March 20, 2020Share
Germs, Employers and the Law
By: Miriam Brooks, Attorney in the Fort Lauderdale office where she assists in handling matters related to Employment and Labor Law.
As of March 19, 2020, according to the Florida Department of Health, there are three hundred and ninety-three (393) confirmed cases of COVID-19 amongst Florida residents. There have been nine (9) deaths. Employers should be cognizant and wary as to potential claims under the Florida Civil Rights Act, OSHA, Title VII, Age Discrimination, FMLA, Worker’s Compensation Claims and the Americans with Disabilities Act.
Nevertheless, employers should be aware of a favorable 2019 opinion issued by the Eleventh Circuit.
EEOC v. STME, d.b.a. Massage-Envy-South Tampa, 938 F. 39 1305 (11th Cir. 2019) may provide some guidance. The employee made travel arrangements to Ghana to visit her sister. The employer told her that if she traveled to Ghana, she would be fired because of the Ebola virus. The employee proceeded with her travel plans. The employee returned and did not contract the Ebola virus; yet, she was not permitted to keep her bookings.

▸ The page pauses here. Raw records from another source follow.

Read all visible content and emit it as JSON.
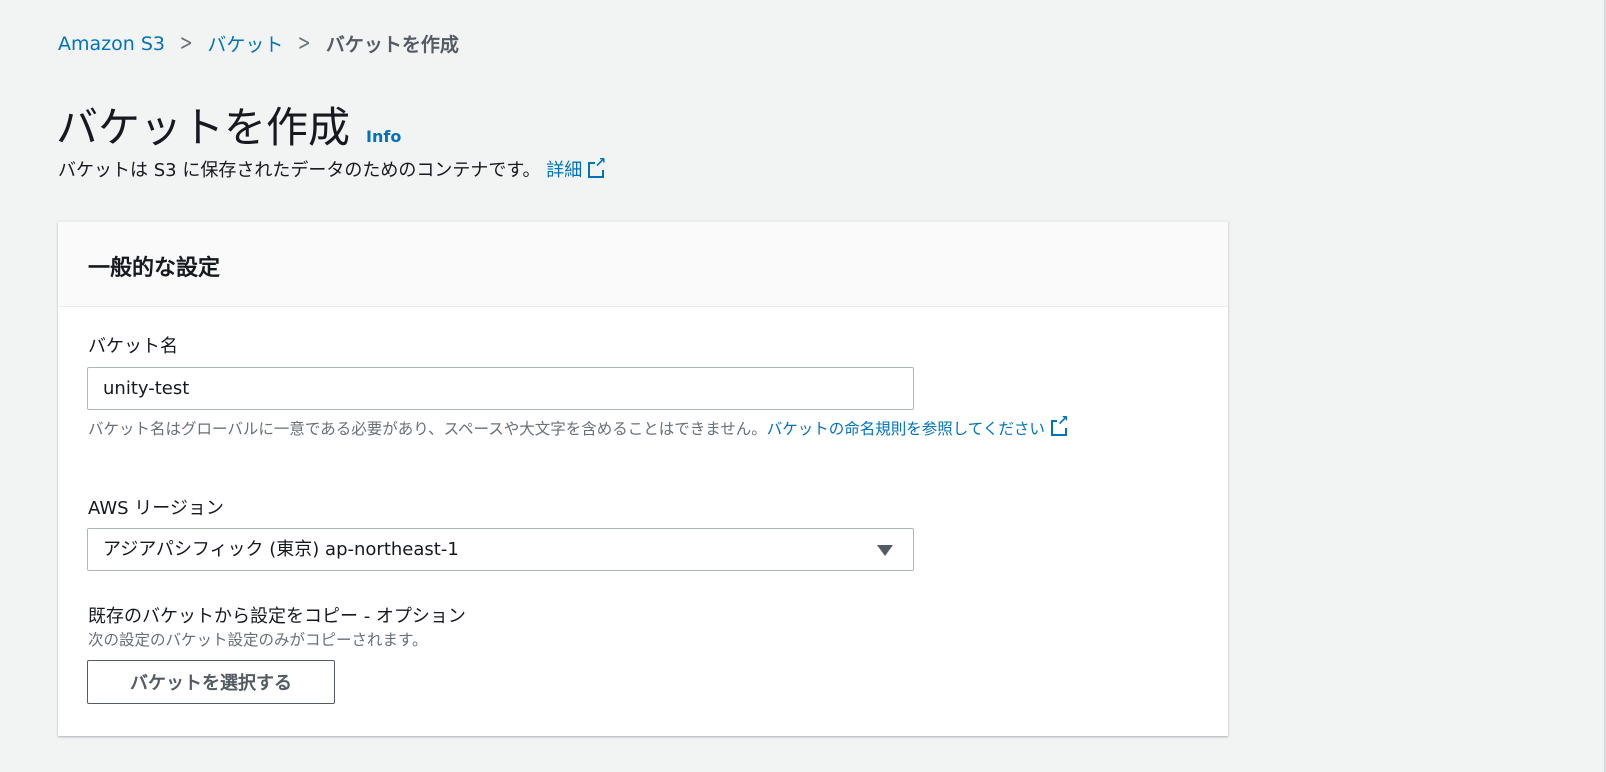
{
  "breadcrumb": {
    "items": [
      "Amazon S3",
      "バケット"
    ],
    "current": "バケットを作成"
  },
  "header": {
    "title": "バケットを作成",
    "info": "Info",
    "description": "バケットは S3 に保存されたデータのためのコンテナです。",
    "learn_more": "詳細"
  },
  "panel": {
    "title": "一般的な設定",
    "bucket_name": {
      "label": "バケット名",
      "value": "unity-test",
      "hint": "バケット名はグローバルに一意である必要があり、スペースや大文字を含めることはできません。",
      "hint_link": "バケットの命名規則を参照してください"
    },
    "region": {
      "label": "AWS リージョン",
      "value": "アジアパシフィック (東京) ap-northeast-1"
    },
    "copy": {
      "label": "既存のバケットから設定をコピー - オプション",
      "hint": "次の設定のバケット設定のみがコピーされます。",
      "button": "バケットを選択する"
    }
  }
}
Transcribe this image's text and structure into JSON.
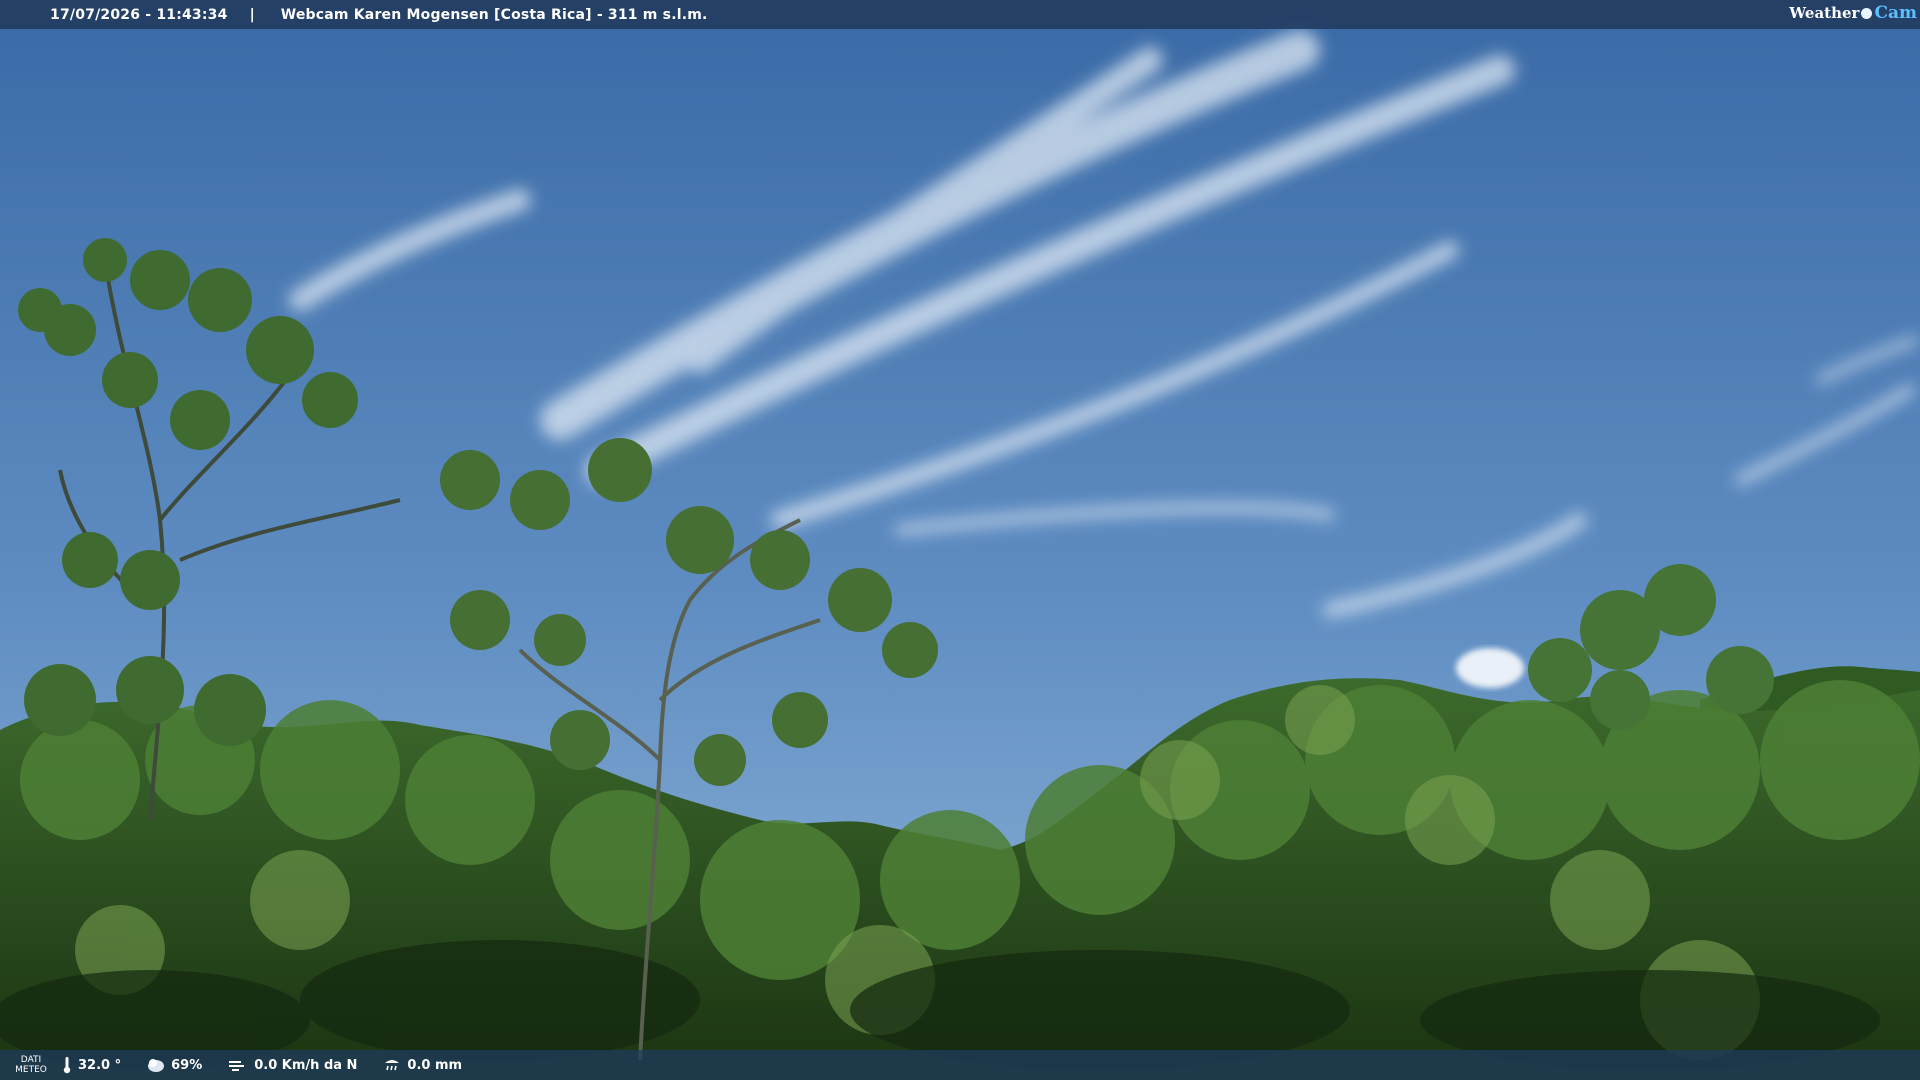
{
  "header": {
    "datetime": "17/07/2026 - 11:43:34",
    "separator": "|",
    "camera_title": "Webcam Karen Mogensen [Costa Rica] - 311 m s.l.m.",
    "brand_part1": "Weather",
    "brand_part2": "Cam"
  },
  "weather": {
    "section_label_line1": "DATI",
    "section_label_line2": "METEO",
    "temperature": "32.0 °",
    "humidity": "69%",
    "wind": "0.0 Km/h da N",
    "rain": "0.0 mm",
    "icons": [
      "thermometer-icon",
      "humidity-icon",
      "wind-icon",
      "rain-gauge-icon"
    ]
  },
  "colors": {
    "sky_top": "#3a6aa6",
    "sky_bottom": "#86aed6",
    "foliage_dark": "#1f3a16",
    "foliage_mid": "#3b6a2a",
    "foliage_light": "#6a9648",
    "bar_bg": "#213a5f",
    "brand_accent": "#5cc0ff"
  }
}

The EEOC claimed that she suffered disability discrimination because of the right to be reasonably accommodated; and the right to associate with disabled persons. The Eleventh Circuit did not extend “regarded as having a disability” because at the time the employee was fired, she did not have a disability or a perceived disability.
The Court stated that predisposition to developing an illness is not a physical impairment. Furthermore, the associational disability claim failed because the employee did not plausibly allege that the employer knew that Plaintiff had an association with a specific disabled person. Lastly, the court held that since Plaintiff did not have a disability or perceived disability, she was not protected under the ADA and did not require reasonable accommodation.
Disclaimer: This article is intended to provide you with general information regarding the impact of a potential or actual coronavirus pandemic. The contents of this article are not intended to provide specific legal advice.